February 9, 2011:  Incendies

Canada’s Oscar-nominated entry for Best Foreign Language Film is a gripping and heartbreaking story of a woman’s children forced to come to terms with her past, after she is gone.  Incendies is nicely structured, keeps its audience guessing, and delivers a devastating revelation at the end.  I found it to be a worthy nominee and a tremendous film in its own right, and while the ending seems like a bit of a narrative cop-out to me, I have to forgive it because the setup is so well-crafted.

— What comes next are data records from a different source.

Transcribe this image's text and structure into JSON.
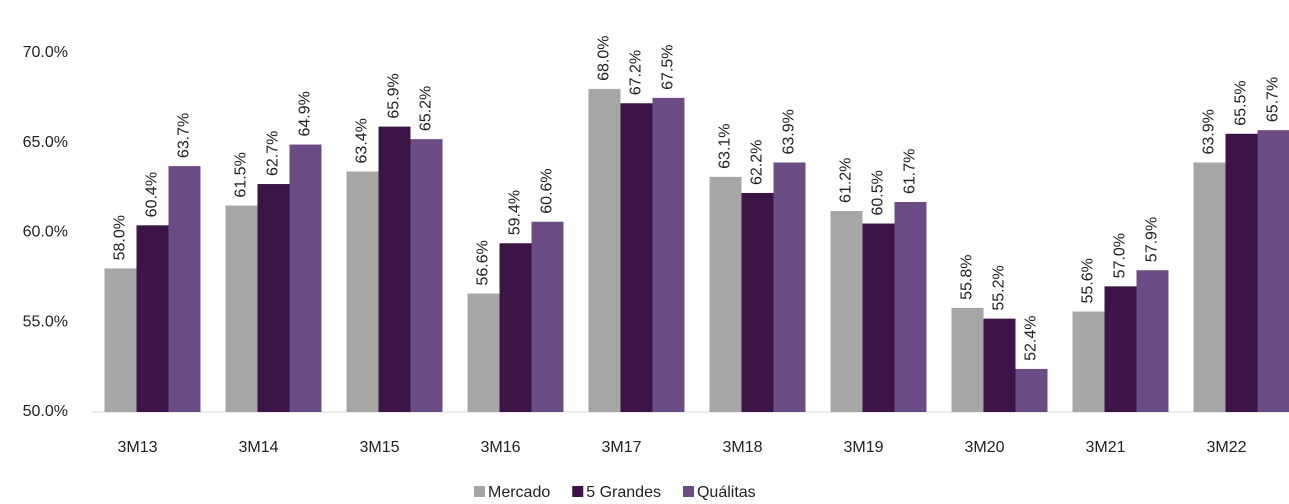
{
  "chart_data": {
    "type": "bar",
    "categories": [
      "3M13",
      "3M14",
      "3M15",
      "3M16",
      "3M17",
      "3M18",
      "3M19",
      "3M20",
      "3M21",
      "3M22"
    ],
    "series": [
      {
        "name": "Mercado",
        "color": "#a6a6a6",
        "values": [
          58.0,
          61.5,
          63.4,
          56.6,
          68.0,
          63.1,
          61.2,
          55.8,
          55.6,
          63.9
        ],
        "value_labels": [
          "58.0%",
          "61.5%",
          "63.4%",
          "56.6%",
          "68.0%",
          "63.1%",
          "61.2%",
          "55.8%",
          "55.6%",
          "63.9%"
        ]
      },
      {
        "name": "5 Grandes",
        "color": "#3d1446",
        "values": [
          60.4,
          62.7,
          65.9,
          59.4,
          67.2,
          62.2,
          60.5,
          55.2,
          57.0,
          65.5
        ],
        "value_labels": [
          "60.4%",
          "62.7%",
          "65.9%",
          "59.4%",
          "67.2%",
          "62.2%",
          "60.5%",
          "55.2%",
          "57.0%",
          "65.5%"
        ]
      },
      {
        "name": "Quálitas",
        "color": "#6b4c85",
        "values": [
          63.7,
          64.9,
          65.2,
          60.6,
          67.5,
          63.9,
          61.7,
          52.4,
          57.9,
          65.7
        ],
        "value_labels": [
          "63.7%",
          "64.9%",
          "65.2%",
          "60.6%",
          "67.5%",
          "63.9%",
          "61.7%",
          "52.4%",
          "57.9%",
          "65.7%"
        ]
      }
    ],
    "ylim": [
      50,
      70
    ],
    "yticks": [
      {
        "value": 50,
        "label": "50.0%"
      },
      {
        "value": 55,
        "label": "55.0%"
      },
      {
        "value": 60,
        "label": "60.0%"
      },
      {
        "value": 65,
        "label": "65.0%"
      },
      {
        "value": 70,
        "label": "70.0%"
      }
    ],
    "grid": false,
    "legend": "bottom"
  }
}
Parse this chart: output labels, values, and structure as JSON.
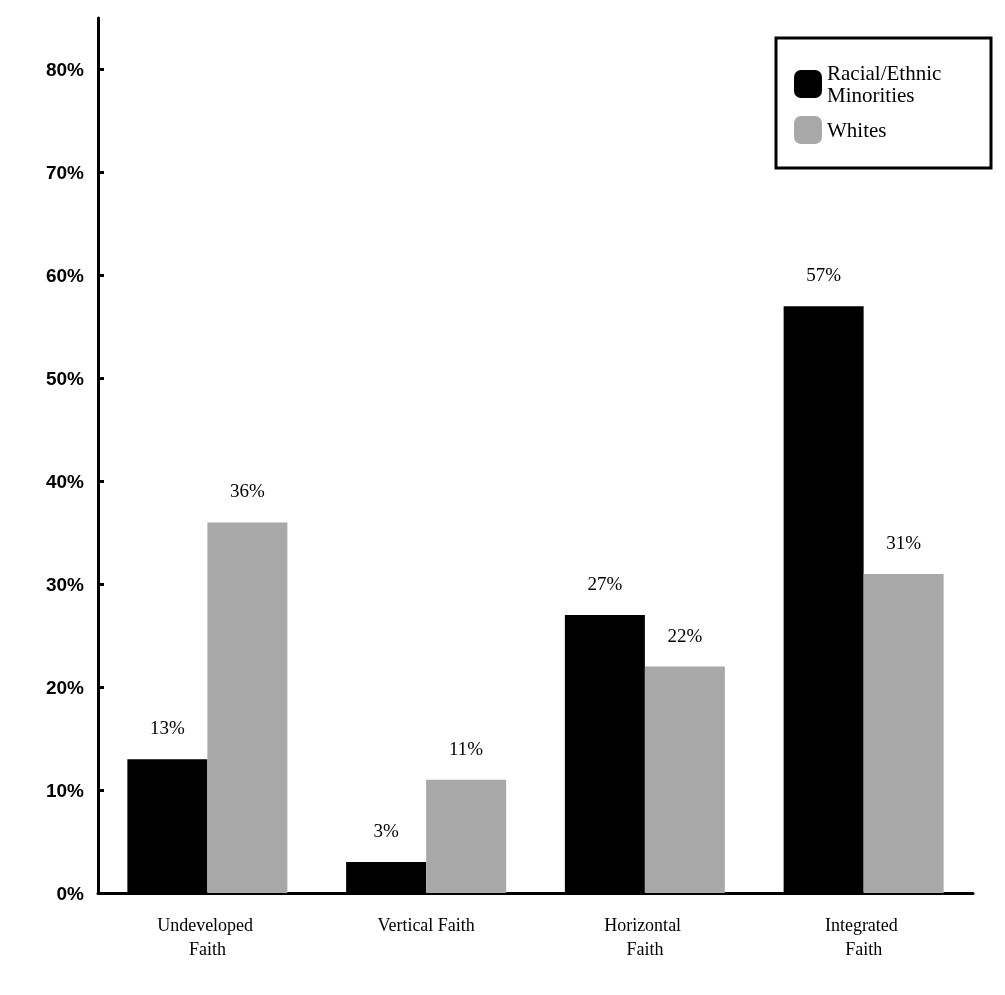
{
  "chart_data": {
    "type": "bar",
    "categories": [
      "Undeveloped Faith",
      "Vertical Faith",
      "Horizontal Faith",
      "Integrated Faith"
    ],
    "series": [
      {
        "name": "Racial/Ethnic Minorities",
        "color": "#000000",
        "values": [
          13,
          3,
          27,
          57
        ],
        "value_labels": [
          "13%",
          "3%",
          "27%",
          "57%"
        ]
      },
      {
        "name": "Whites",
        "color": "#a8a8a8",
        "values": [
          36,
          11,
          22,
          31
        ],
        "value_labels": [
          "36%",
          "11%",
          "22%",
          "31%"
        ]
      }
    ],
    "ylim": [
      0,
      85
    ],
    "yticks": [
      {
        "value": 0,
        "label": "0%"
      },
      {
        "value": 10,
        "label": "10%"
      },
      {
        "value": 20,
        "label": "20%"
      },
      {
        "value": 30,
        "label": "30%"
      },
      {
        "value": 40,
        "label": "40%"
      },
      {
        "value": 50,
        "label": "50%"
      },
      {
        "value": 60,
        "label": "60%"
      },
      {
        "value": 70,
        "label": "70%"
      },
      {
        "value": 80,
        "label": "80%"
      }
    ],
    "legend": "top right"
  }
}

In contemporary Montreal, a lawyer brings together a brother and sister following the death of their mother, to read her will.  The mother has written cryptic letters to each of them, telling one to go and find their missing brother, and telling the other to go and find their missing father.  The news that they have a brother is a shock, and they had also long-assumed that their father was dead.  The sister pursues her mother’s wishes with gusto, travelling into the middle east to discover her mother’s rocky past, but the brother resists.  Eventually he is forced to join in, and the two could never have imagined what they would find on the path to discovering these two missing members of their family.

The film is lengthy, but that’s because it has a complex story to tell about a whole lifetime, and each new discovery leads to more and more questions about their mother’s past as well as renewed amazement at the strength she mustered in the face of the terrible things she lived through.  When the brother and sister eventually learn the truth about their family, they are dismayed but at the same time appreciative of the closure that they didn’t know they needed.

I shouldn’t say much more about the film, except that the subject matter (shootings, bombings, rape, death of children) is harrowing and difficult, which might impede its appreciation by some viewers.  Incendies is a world-class film which, as I say, relies on a not-uncommon resolution, but the depth of the story it lays out leading up to that conclusion gives it the right to utilize this particular device.  It’s a rewarding viewing experience if you can deal with the subject matter.

Impressive and engrossing Canadian Oscar entry.